Having insurance for your home and vehicle is vital to ward off financial catastrophe when accidents happen. Unfortunately, insurance policies are becoming increasingly more expensive. One thing you can do to decrease your insurance cost is to consider increasing your coverage deductibles.
Higher Deductible, Lower Insurance Cost
Deductibles are the out-of-pocket cost you must pay before your insurance company steps in with their coverage. If you are willing to increase your deductibles, your insurance company will lower your monthly insurance premium.

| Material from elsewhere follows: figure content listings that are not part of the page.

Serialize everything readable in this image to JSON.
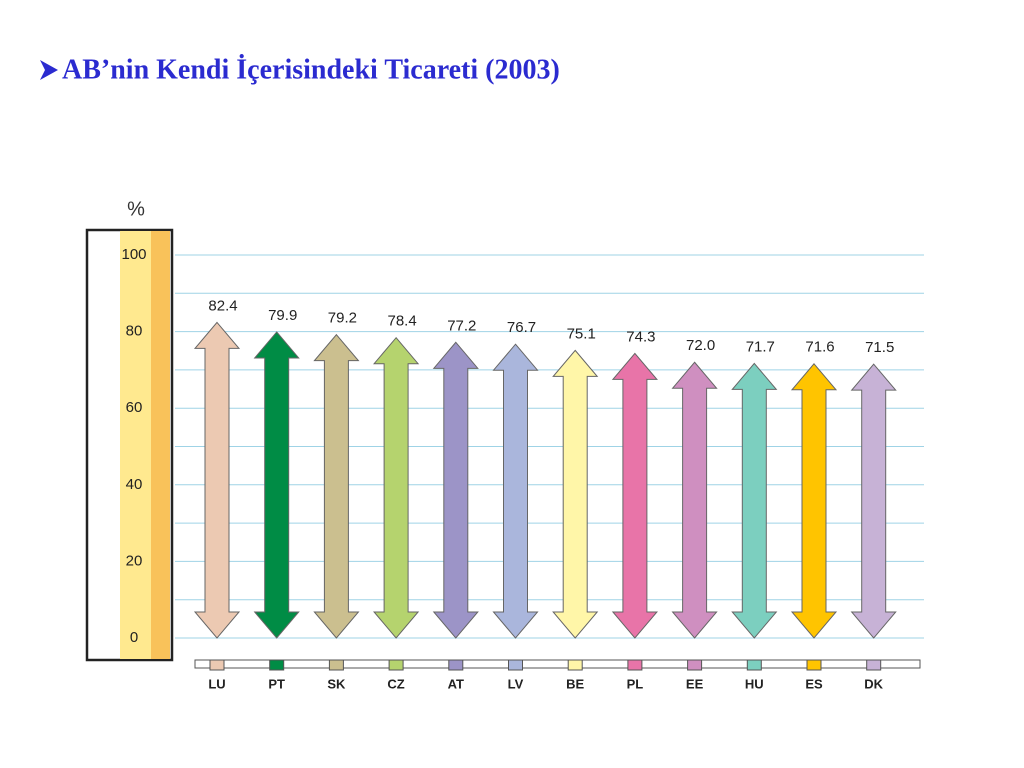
{
  "chart_data": {
    "type": "double-arrow",
    "title": "AB’nin Kendi İçerisindeki Ticareti (2003)",
    "y_label": "%",
    "categories": [
      "LU",
      "PT",
      "SK",
      "CZ",
      "AT",
      "LV",
      "BE",
      "PL",
      "EE",
      "HU",
      "ES",
      "DK"
    ],
    "values": [
      82.4,
      79.9,
      79.2,
      78.4,
      77.2,
      76.7,
      75.1,
      74.3,
      72.0,
      71.7,
      71.6,
      71.5
    ],
    "value_labels": [
      "82.4",
      "79.9",
      "79.2",
      "78.4",
      "77.2",
      "76.7",
      "75.1",
      "74.3",
      "72.0",
      "71.7",
      "71.6",
      "71.5"
    ],
    "colors": [
      "#ecc9b2",
      "#008c45",
      "#cbbf8f",
      "#b5d36e",
      "#9c94c7",
      "#aab6dc",
      "#fff6a8",
      "#e874a8",
      "#cf8fc0",
      "#7ccfbf",
      "#ffc400",
      "#c7b2d6"
    ],
    "ylim": [
      0,
      100
    ],
    "yticks": [
      0,
      20,
      40,
      60,
      80,
      100
    ],
    "minor_yticks": [
      10,
      30,
      50,
      70,
      90
    ],
    "grid": true
  }
}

By increasing car insurance deductibles from $500 to $2,000, the average American would save 16 percent a year. The exact amount you would save on either car or home insurance depends on the state you live in, your demographic profile, and claims history.
Do the Math
Before you decide whether upping your deductibles is right for you, find out how much you would save. Suppose you would save $200 a year by increasing your car insurance collision and comprehensive deductibles to $2,000 from $500. After 7½ years, you would accumulate enough savings to make up the extra $1,500 out-of-pocket cost should you have an accident.
Now consider how likely you are to have an accident. About six in every 100 U.S. motorists file a collision claim every year and 3 in 100 file a comprehensive claim, according to the Insurance Information Institute. If those claims were spread out evenly, that means every motorist would go 16½ years before filing a collision claim and more than 33 years before filing a comprehensive claim.
Of course, claims are not spread out evenly and no one person's experience is "average." Your actual risk will greatly depend on how safe a driver you are, how many miles you drive a year, and where you drive. You need to make a similar estimate of your chances of filing a claim on your homeowners insurance.
Avoid the Rate–Hike Game
Insurance companies are well-known for raising your premium after you file a claim. A higher deductible reduces this risk as fewer claims need to be filed.
A Word of Caution
Remember that increasing your deductibles can create a financial hardship. In our example, you'll now have to have $2,000 on hand to cover the cost of an insurance claim. Before you change your policy, you need to be prepared by having enough money in a savings account to cover your higher deductible if an accident does happen and you need to file a claim.